Uses the same Zenodo dataset as the other notebooks (see notebook 01 for caching).

[1]:
import sys, pathlib
sys.path.insert(0, str(pathlib.Path.cwd().parent))
from notebooks._demo import binary_labels, load_maldi_kleb_ai

demo = load_maldi_kleb_ai(antibiotic='Amikacin', verbose=True)
X, y = binary_labels(demo)
batch = demo.batch.loc[X.index]
print(f'X: {X.shape} | prevalence(R): {y.mean():.2%} | batches: {sorted(batch.unique())}')
X: (741, 6000) | prevalence(R): 49.80% | batches: ['Catania', 'Milan', 'Rome']

Cross-validation with on-the-fly augmentation#

SpectrumAugment is a composable per-batch transform applied only during training. All m/z-axis parameters are in bins, so they stay meaningful across bin widths.

[2]:
import numpy as np
from sklearn.metrics import roc_auc_score
from sklearn.model_selection import StratifiedKFold

from maldideepkit import MaldiCNNClassifier
from maldideepkit.augment import SpectrumAugment

augment = SpectrumAugment(
    noise_std=0.01,
    intensity_jitter=0.05,
    mz_shift_max_bins=2,
    blur_sigma=0.5,
)

scores = []
cv = StratifiedKFold(n_splits=3, shuffle=True, random_state=0)
for fold, (train_idx, test_idx) in enumerate(cv.split(X, y)):
    clf = MaldiCNNClassifier.from_spectrum(
        bin_width=3, input_dim=X.shape[1],
        epochs=20, augment=augment, random_state=fold,
    )
    clf.fit(X.iloc[train_idx], y.iloc[train_idx])
    proba = clf.predict_proba(X.iloc[test_idx])
    auroc = roc_auc_score(y.iloc[test_idx], proba[:, 1])
    scores.append(auroc)
    print(f'fold {fold}: AUROC = {auroc:.3f}')

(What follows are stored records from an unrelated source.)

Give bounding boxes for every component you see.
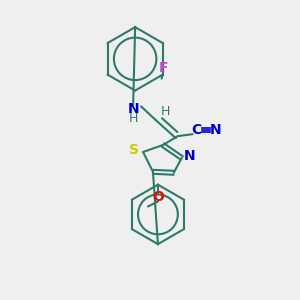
- Text: N: N: [184, 149, 195, 163]
- Text: C: C: [191, 123, 202, 137]
- Text: N: N: [210, 123, 221, 137]
- Text: O: O: [152, 190, 164, 204]
- Text: S: S: [129, 143, 139, 157]
- Text: H: H: [128, 112, 138, 125]
- Text: H: H: [161, 105, 170, 118]
- Text: N: N: [127, 102, 139, 116]
- Text: F: F: [159, 61, 168, 75]
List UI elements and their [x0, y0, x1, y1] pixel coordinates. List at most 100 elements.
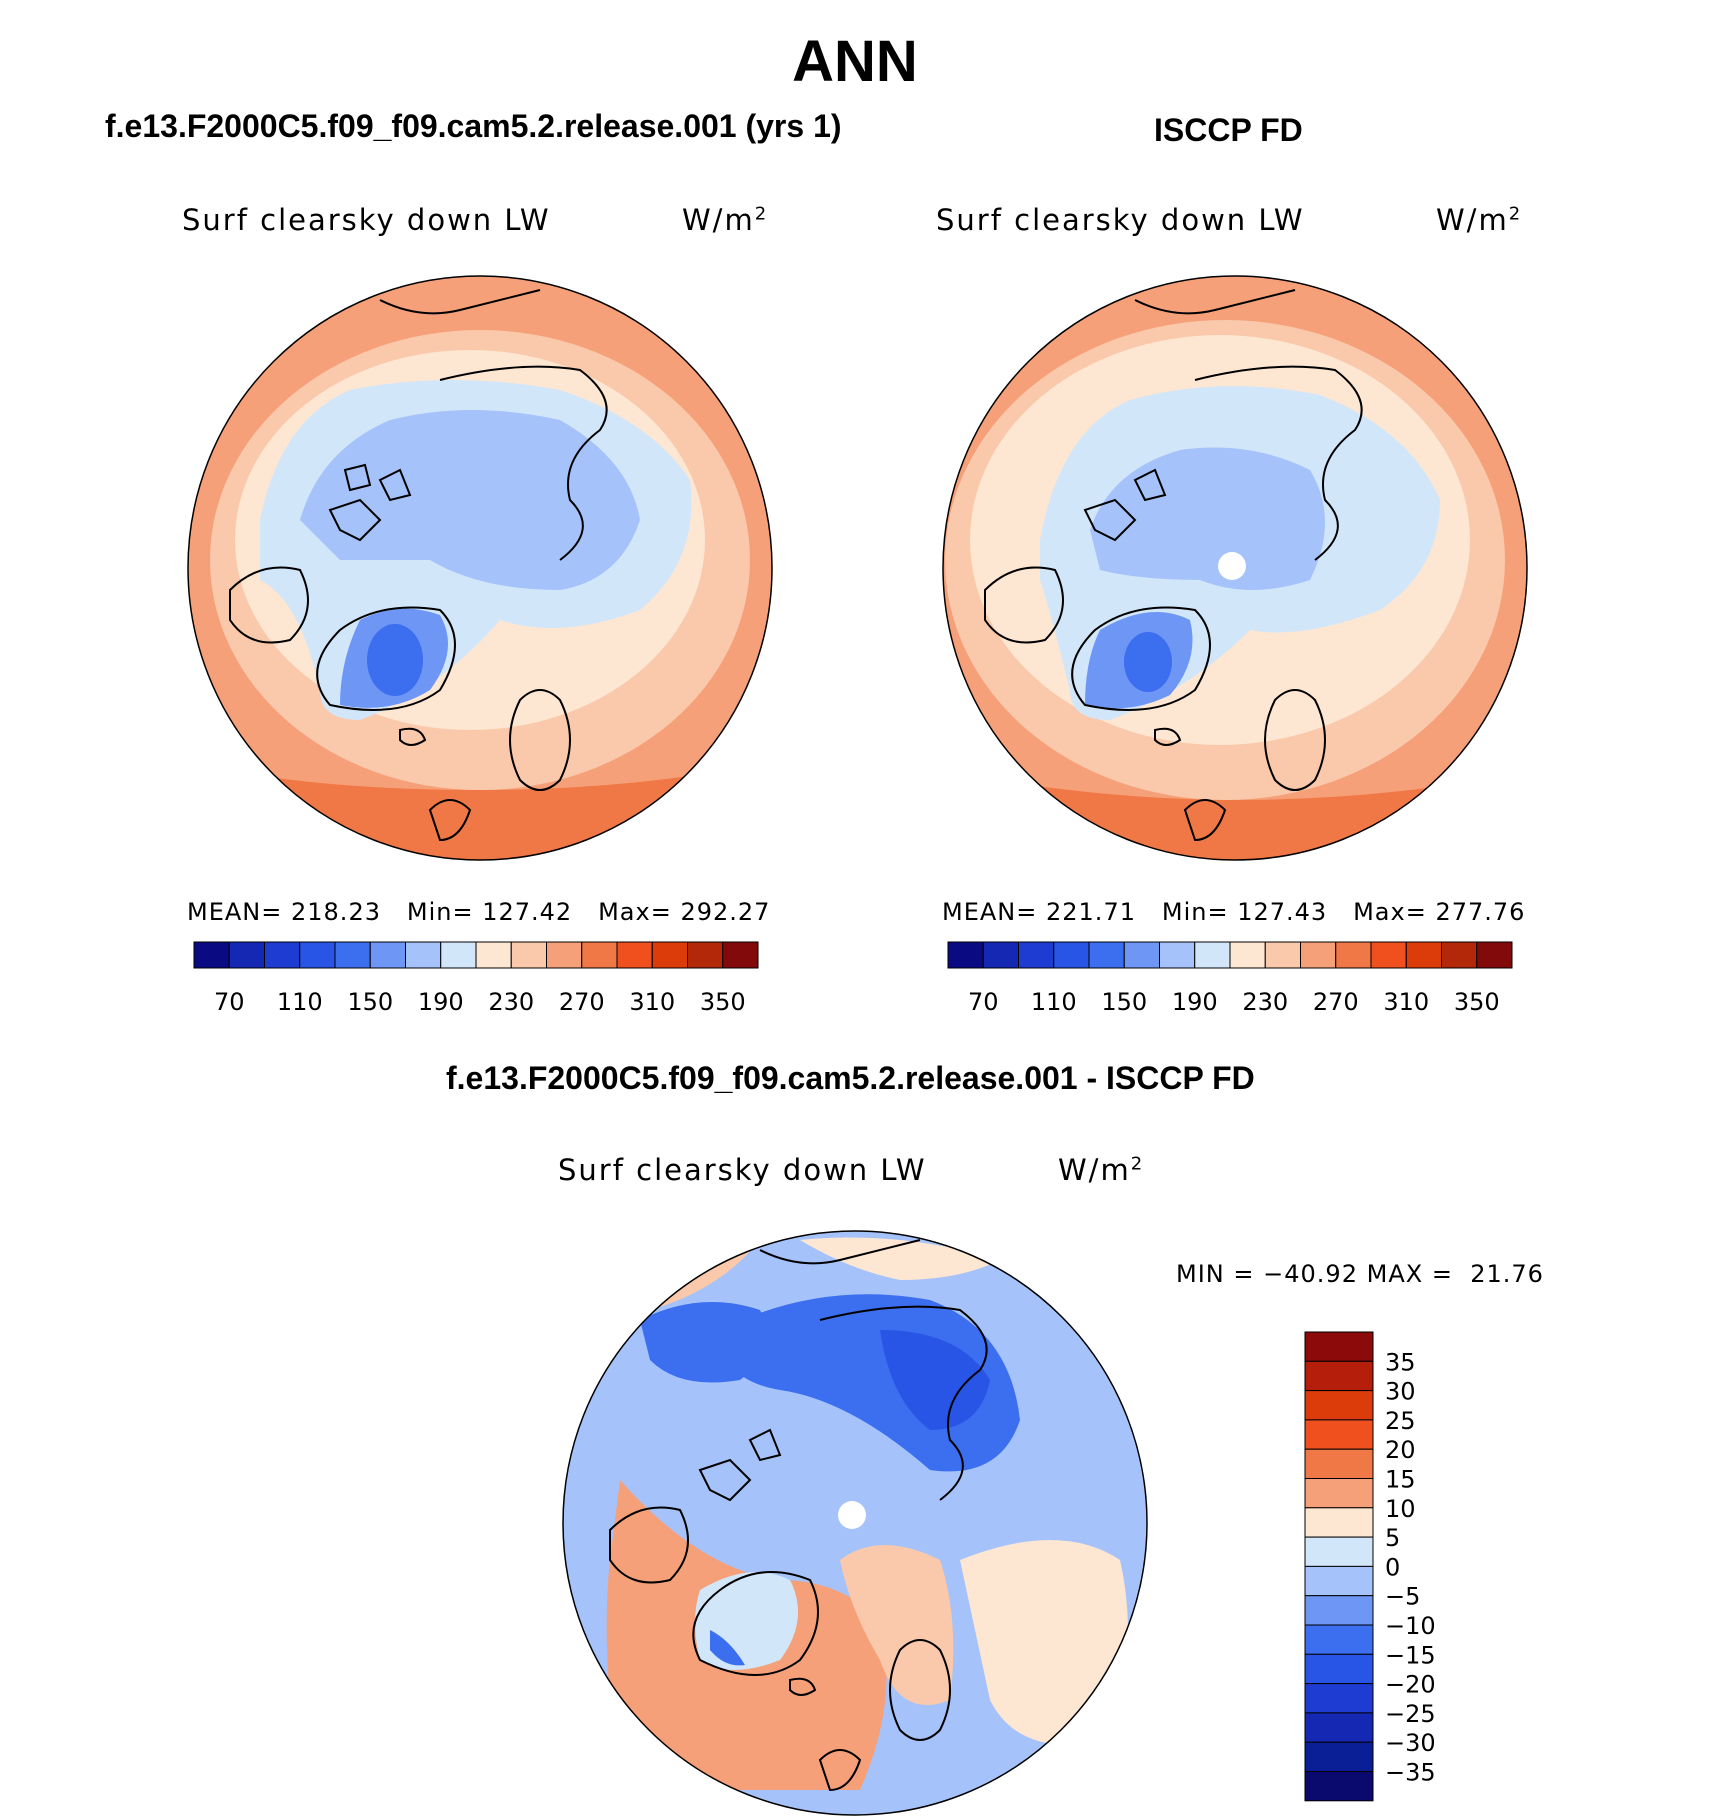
colorbar-difference-swatch [1304, 1712, 1374, 1743]
colorbar-difference-tick-label: 15 [1385, 1466, 1416, 1494]
colorbar-1-tick-label: 350 [700, 988, 746, 1016]
colorbar-difference-tick-label: −5 [1385, 1583, 1420, 1611]
colorbar-1-swatch [193, 941, 230, 969]
colorbar-difference-swatch [1304, 1507, 1374, 1538]
map-3-greenland-strip [710, 1630, 745, 1666]
panel-2-units: W/m2 [1436, 203, 1523, 237]
colorbar-2-swatch [1264, 941, 1301, 969]
colorbar-2-swatch [1018, 941, 1055, 969]
colorbar-difference-swatch [1304, 1390, 1374, 1421]
map-3-siberia-core [880, 1330, 990, 1430]
colorbar-difference-swatch [1304, 1360, 1374, 1392]
colorbar-difference-swatch [1304, 1448, 1374, 1479]
colorbar-1-tick-label: 70 [214, 988, 245, 1016]
colorbar-2-tick-label: 310 [1383, 988, 1429, 1016]
panel-3-stats: MIN = −40.92 MAX = 21.76 [1176, 1260, 1544, 1288]
colorbar-1-swatch [334, 941, 371, 969]
colorbar-1-swatch [651, 941, 688, 969]
colorbar-difference-tick-label: −25 [1385, 1700, 1436, 1728]
colorbar-difference-tick-label: 35 [1385, 1348, 1416, 1376]
colorbar-difference-swatch [1304, 1478, 1374, 1509]
colorbar-difference-tick-label: −10 [1385, 1612, 1436, 1640]
colorbar-2-tick-label: 190 [1172, 988, 1218, 1016]
colorbar-2-swatch [1405, 941, 1442, 969]
colorbar-2-tick-label: 110 [1031, 988, 1077, 1016]
colorbar-2-swatch [1159, 941, 1196, 969]
map-1-arctic-core [300, 410, 640, 590]
colorbar-difference-swatch [1304, 1683, 1374, 1714]
map-2-observation [943, 276, 1527, 860]
colorbar-difference-swatch [1304, 1331, 1374, 1362]
colorbar-1-swatch [475, 941, 512, 969]
colorbar-1-swatch [510, 941, 547, 969]
colorbar-2-swatch [1194, 941, 1231, 969]
colorbar-2-swatch [1088, 941, 1125, 969]
map-1-coastlines [229, 289, 608, 842]
colorbar-difference-tick-label: −15 [1385, 1641, 1436, 1669]
colorbar-1-swatch [616, 941, 653, 969]
colorbar-1-swatch [264, 941, 301, 969]
map-3-europe-cream [960, 1540, 1128, 1745]
colorbar-2-swatch [1053, 941, 1090, 969]
map-3-coastlines [609, 1239, 988, 1792]
colorbar-difference-swatch [1304, 1771, 1374, 1802]
colorbar-1-swatch [581, 941, 618, 969]
panel-3-header: f.e13.F2000C5.f09_f09.cam5.2.release.001… [446, 1060, 1255, 1096]
colorbar-difference-swatch [1304, 1536, 1374, 1567]
map-2-greenland-core [1124, 632, 1172, 692]
map-2-arctic-core [1090, 447, 1325, 590]
colorbar-difference-swatch [1304, 1565, 1374, 1597]
map-3-border [562, 1230, 1148, 1816]
colorbar-2-tick-label: 270 [1313, 988, 1359, 1016]
map-2-pole-missing [1218, 552, 1246, 580]
map-3-difference [563, 1231, 1147, 1815]
colorbar-2-swatch [982, 941, 1019, 969]
map-3-canada-negative [640, 1302, 767, 1383]
colorbar-1-tick-label: 270 [559, 988, 605, 1016]
panel-3-variable: Surf clearsky down LW [558, 1153, 927, 1187]
colorbar-2-swatch [1300, 941, 1337, 969]
map-3-scandinavia-peach [840, 1545, 954, 1705]
colorbar-1-swatch [228, 941, 265, 969]
colorbar-2-swatch [1370, 941, 1407, 969]
map-1-model [188, 276, 772, 860]
colorbar-difference-tick-label: −20 [1385, 1671, 1436, 1699]
colorbar-2-tick-label: 70 [968, 988, 999, 1016]
colorbar-2-tick-label: 150 [1101, 988, 1147, 1016]
colorbar-2-swatch [1335, 941, 1372, 969]
colorbar-difference-swatch [1304, 1419, 1374, 1450]
colorbar-1-swatch [546, 941, 583, 969]
panel-1-units: W/m2 [682, 203, 769, 237]
panel-1-stats: MEAN= 218.23 Min= 127.42 Max= 292.27 [187, 898, 771, 926]
colorbar-2-tick-label: 350 [1454, 988, 1500, 1016]
map-2-coastlines [984, 289, 1363, 842]
panel-2-stats: MEAN= 221.71 Min= 127.43 Max= 277.76 [942, 898, 1526, 926]
colorbar-2-tick-label: 230 [1242, 988, 1288, 1016]
panel-2-variable: Surf clearsky down LW [936, 203, 1305, 237]
map-1-greenland-core [367, 624, 423, 696]
panel-1-variable: Surf clearsky down LW [182, 203, 551, 237]
colorbar-2-swatch [1441, 941, 1478, 969]
map-3-greenland-pale [695, 1572, 798, 1670]
colorbar-1-tick-label: 310 [629, 988, 675, 1016]
colorbar-2-swatch [1476, 941, 1513, 969]
colorbar-difference-swatch [1304, 1624, 1374, 1655]
colorbar-1-tick-label: 190 [418, 988, 464, 1016]
colorbar-difference-swatch [1304, 1653, 1374, 1685]
colorbar-difference-swatch [1304, 1741, 1374, 1772]
colorbar-2-swatch [1123, 941, 1160, 969]
colorbar-difference-swatch [1304, 1595, 1374, 1626]
colorbar-difference-tick-label: 10 [1385, 1495, 1416, 1523]
colorbar-difference-tick-label: 25 [1385, 1407, 1416, 1435]
colorbar-2: 70 110 150 190 230 270 310 350 [947, 941, 1513, 1016]
colorbar-1: 70 110 150 190 230 270 310 350 [193, 941, 759, 1016]
main-title: ANN [792, 29, 918, 94]
map-3-pole-missing [838, 1501, 866, 1529]
colorbar-1-tick-label: 110 [277, 988, 323, 1016]
colorbar-difference-tick-label: 30 [1385, 1378, 1416, 1406]
colorbar-difference-tick-label: −35 [1385, 1759, 1436, 1787]
map-1-border [187, 275, 773, 861]
map-3-north-cream [800, 1237, 1000, 1280]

print(f'mean AUROC = {np.mean(scores):.3f} +/- {np.std(scores):.3f}')
fold 0: AUROC = 0.623
fold 1: AUROC = 0.729
fold 2: AUROC = 0.603
mean AUROC = 0.652 +/- 0.055

Position in the MaldiSuite ecosystem#

  • MaldiAMRKit - I/O, binning, MaldiSet (used internally by _demo.load_maldi_kleb_ai).

  • MaldiBatchKit - batch-effect correctors that drop straight into a sklearn pipeline (Harmony, ComBat, SpeciesAwareComBat, QualityWeightedComBat).

  • MaldiDeepKit (this package) - sklearn-compatible deep classifiers and helpers (SpectralEnsemble, SpectrumAugment).